Acute toxicity studies in three species, the Sprague Dawley rat, the cynomolgus monkey and the NZW rabbit demonstrated tolerance at the site of injection as well as lack of specific systemic toxicity.
Immunogenicity data in cynomolgus monkeys showed no generation of antibody against palivizumab.
In the cotton rat model, pretreatment with palivizumab was shown to reduce mean pulmonary viral titers (replication) by a mean of 99% at serum concentrations of approximately 30 mcg/mL. At no concentration was increased viral replication seen, nor was there an increase in pulmonary inflammation or histopathology at any palivizumab concentration examined. No RSV mutants escaped therapy, and reinfection with RSV after palivizumab exposure did not enhance RSV viral titers (replication) or the resultant pulmonary histopathology.
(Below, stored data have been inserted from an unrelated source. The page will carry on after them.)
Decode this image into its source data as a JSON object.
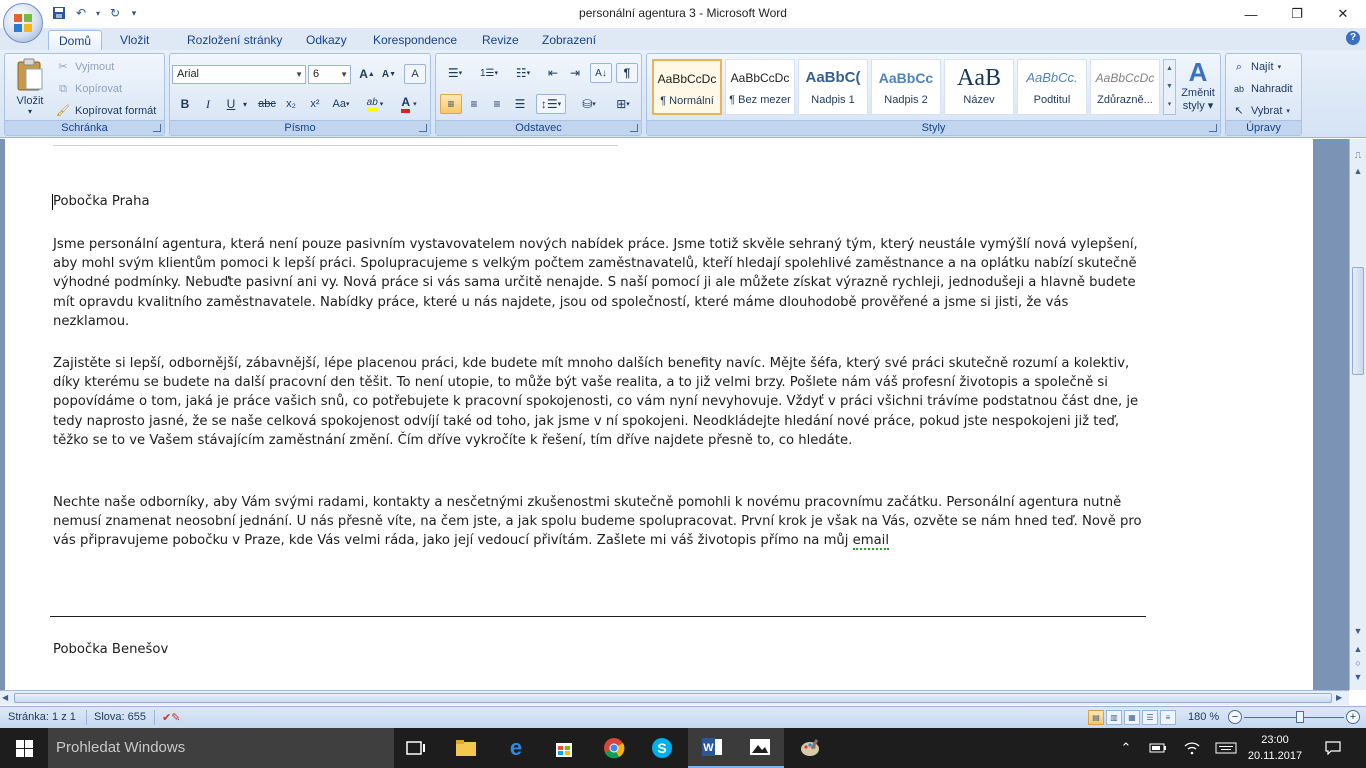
{
  "window": {
    "title": "personální agentura 3 - Microsoft Word",
    "controls": {
      "minimize": "—",
      "restore": "❐",
      "close": "✕"
    }
  },
  "tabs": [
    "Domů",
    "Vložit",
    "Rozložení stránky",
    "Odkazy",
    "Korespondence",
    "Revize",
    "Zobrazení"
  ],
  "active_tab": "Domů",
  "ribbon": {
    "clipboard": {
      "label": "Schránka",
      "paste": "Vložit",
      "cut": "Vyjmout",
      "copy": "Kopírovat",
      "format_painter": "Kopírovat formát"
    },
    "font": {
      "label": "Písmo",
      "font_name": "Arial",
      "font_size": "6",
      "bold": "B",
      "italic": "I",
      "underline": "U",
      "strike": "abc",
      "subscript": "x₂",
      "superscript": "x²",
      "change_case": "Aa",
      "grow": "A",
      "shrink": "A",
      "clear": "A",
      "highlight": "ab",
      "font_color": "A"
    },
    "paragraph": {
      "label": "Odstavec",
      "pilcrow": "¶"
    },
    "styles": {
      "label": "Styly",
      "items": [
        {
          "preview": "AaBbCcDc",
          "name": "¶ Normální"
        },
        {
          "preview": "AaBbCcDc",
          "name": "¶ Bez mezer"
        },
        {
          "preview": "AaBbC(",
          "name": "Nadpis 1"
        },
        {
          "preview": "AaBbCc",
          "name": "Nadpis 2"
        },
        {
          "preview": "AaB",
          "name": "Název"
        },
        {
          "preview": "AaBbCc.",
          "name": "Podtitul"
        },
        {
          "preview": "AaBbCcDc",
          "name": "Zdůrazně..."
        }
      ],
      "change_styles_line1": "Změnit",
      "change_styles_line2": "styly"
    },
    "editing": {
      "label": "Úpravy",
      "find": "Najít",
      "replace": "Nahradit",
      "select": "Vybrat"
    }
  },
  "document": {
    "heading1": "Pobočka Praha",
    "para1": "Jsme personální agentura, která není pouze pasivním vystavovatelem nových nabídek práce. Jsme totiž skvěle sehraný tým, který neustále vymýšlí nová vylepšení, aby mohl svým klientům pomoci k lepší práci. Spolupracujeme s velkým počtem zaměstnavatelů, kteří hledají spolehlivé zaměstnance a na oplátku nabízí skutečně výhodné podmínky. Nebuďte pasivní ani vy. Nová práce si vás sama určitě nenajde. S naší pomocí ji ale můžete získat výrazně rychleji, jednodušeji a hlavně budete mít opravdu kvalitního zaměstnavatele. Nabídky práce, které u nás najdete, jsou od společností, které máme dlouhodobě prověřené a jsme si jisti, že vás nezklamou.",
    "para2": "Zajistěte si lepší, odbornější, zábavnější, lépe placenou práci, kde budete mít mnoho dalších benefity navíc. Mějte šéfa, který své práci skutečně rozumí a kolektiv, díky kterému se budete na další pracovní den těšit. To není utopie, to může být vaše realita, a to již velmi brzy. Pošlete nám váš profesní životopis a společně si popovídáme o tom, jaká je práce vašich snů, co potřebujete k pracovní spokojenosti, co vám nyní nevyhovuje. Vždyť v práci všichni trávíme podstatnou část dne, je tedy naprosto jasné, že se naše celková spokojenost odvíjí také od toho, jak jsme v ní spokojeni. Neodkládejte hledání nové práce, pokud jste nespokojeni již teď, těžko se to ve Vašem stávajícím zaměstnání změní. Čím dříve vykročíte k řešení, tím dříve najdete přesně to, co hledáte.",
    "para3_text": "Nechte naše odborníky, aby Vám svými radami, kontakty a nesčetnými zkušenostmi skutečně pomohli k novému pracovnímu začátku. Personální agentura nutně nemusí znamenat neosobní jednání. U nás přesně víte, na čem jste, a jak spolu budeme spolupracovat. První krok je však na Vás, ozvěte se nám hned teď. Nově pro vás připravujeme pobočku v Praze, kde Vás velmi ráda, jako její vedoucí přivítám. Zašlete mi váš životopis přímo na můj ",
    "para3_flagged": "email",
    "heading2": "Pobočka Benešov"
  },
  "statusbar": {
    "page": "Stránka: 1 z 1",
    "words": "Slova: 655",
    "zoom": "180 %",
    "zoom_minus": "−",
    "zoom_plus": "+"
  },
  "taskbar": {
    "search_placeholder": "Prohledat Windows",
    "apps": [
      "task-view-icon",
      "file-explorer-icon",
      "edge-icon",
      "store-icon",
      "chrome-icon",
      "skype-icon",
      "word-icon",
      "photos-icon",
      "paint-icon"
    ],
    "time": "23:00",
    "date": "20.11.2017"
  },
  "colors": {
    "ribbon_blue": "#15428b",
    "taskbar": "#1d1d1d",
    "doc_background": "#7b93b5",
    "active_style_border": "#e9b35a"
  }
}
Binding and neutralization studies have been performed on RSV isolates collected from around the world, to determine whether palivizumab has specificity for a wide range of subtypes. Over 600 isolates, collected from 19 countries on 5 continents have been tested for binding and palivizumab bound to all samples. A subset of more than 100 of these isolates was evaluated for neutralization by palivizumab, and all samples were neutralized.
Carcinogenesis, Mutagenesis, and Impairment of Fertility: Carcinogenesis, mutagenesis and reproductive toxicity studies have not been performed.
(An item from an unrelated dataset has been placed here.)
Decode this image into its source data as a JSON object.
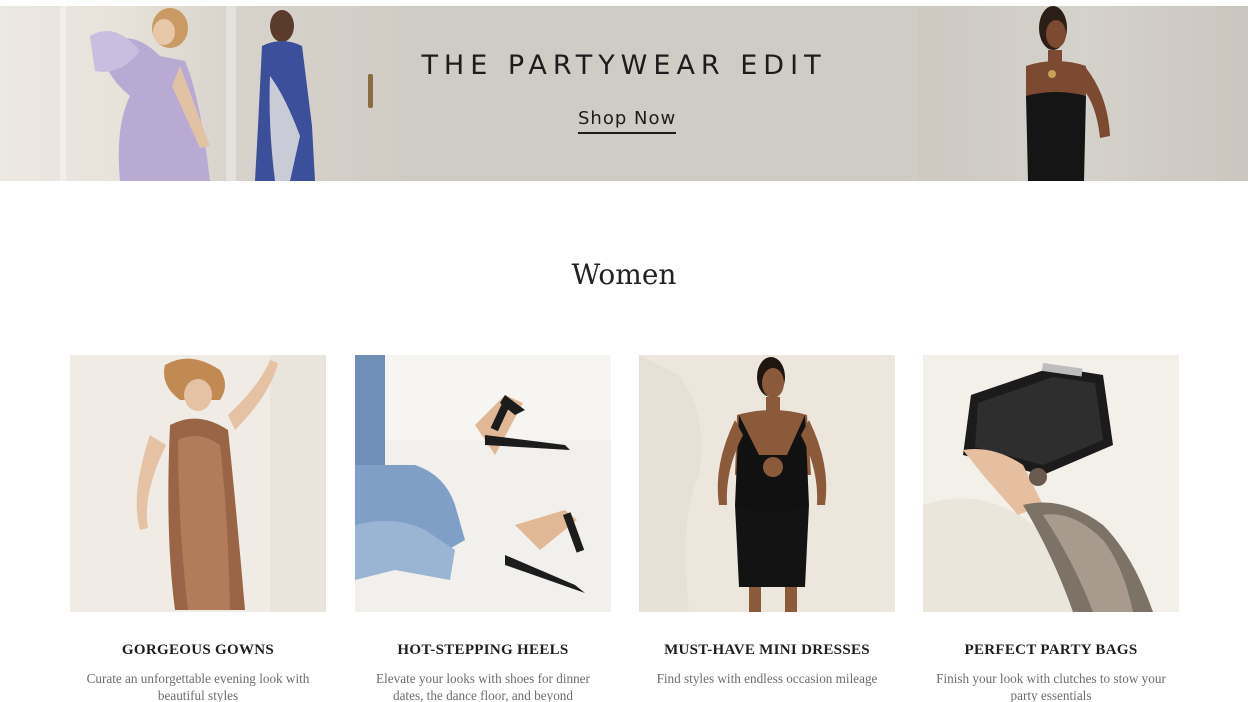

Microbiology: Antiviral Activity: The antiviral activity of palivizumab was assessed in a microneutralization assay in which increasing concentrations of antibody were incubated with RSV prior to addition of the human epithelial cells HEp-2. After incubation for 4-5 days, RSV antigen was measured in an enzyme-linked immunosorbent assay (ELISA). The neutralization titer (50% effective concentration [EC₅₀]) is expressed as the antibody concentration required to reduce detection of RSV antigen by 50% compared with untreated virus-infected cells. Palivizumab exhibited median EC₅₀ values of 0.65 mcg per mL (mean [standard deviation] = 0.75 [0.53] mcg per mL; n=69, range 0.07-2.89 mcg per mL) and 0.28 mcg per mL (mean [standard deviation] = 0.35 [0.23] mcg per mL; n=35, range 0.03-0.88 mcg per mL) against clinical RSV A and RSV B isolates, respectively. The majority of clinical RSV isolates tested (n=96) were collected from subjects in the United States with the remainder from Japan (n=1), Australia (n=5) and Israel (n=2). These isolates encoded the most common RSV F sequence polymorphisms found among clinical isolates worldwide.
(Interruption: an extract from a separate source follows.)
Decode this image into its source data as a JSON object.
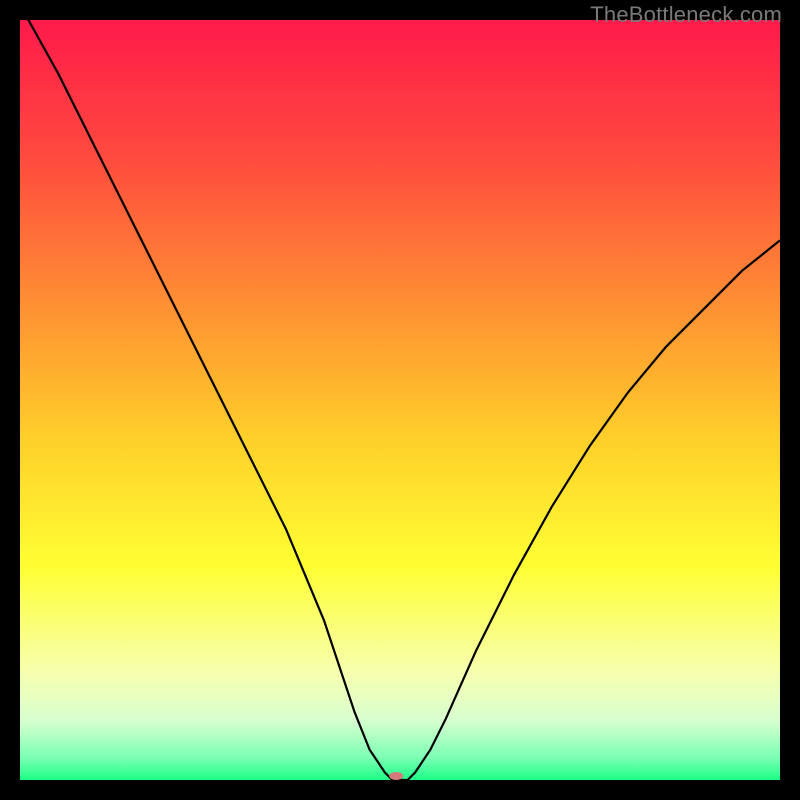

Resistance: Palivizumab binds a highly conserved region on the extracellular domain of mature RSV F protein, referred to as antigenic site II or A antigenic site, which encompasses amino acids 262 to 275. All RSV mutants that exhibit resistance to palivizumab have been shown to contain amino acid changes in this region on the F protein. No known polymorphic or non-polymorphic sequence variations outside of the A antigenic site on RSV F protein have been demonstrated to render RSV resistant to neutralization by palivizumab. At least one of the palivizumab resistance-associated substitutions, N262D, K272E/Q, or S275F/L was identified in 8 of 126 clinical RSV isolates from subjects who failed immunoprophylaxis, resulting in a combined resistance-associated mutation frequency of 6.3%. A review of clinical findings revealed no association between A antigenic site sequence changes and RSV disease severity among children receiving palivizumab immunoprophylaxis who develop RSV lower respiratory tract disease. Analysis of 254 clinical RSV isolates collected from immunoprophylaxis-naïve subjects revealed palivizumab resistance-associated substitutions in 2 (1 with N262D and 1 with S275F), resulting in a resistance-associated mutation frequency of 0.79%.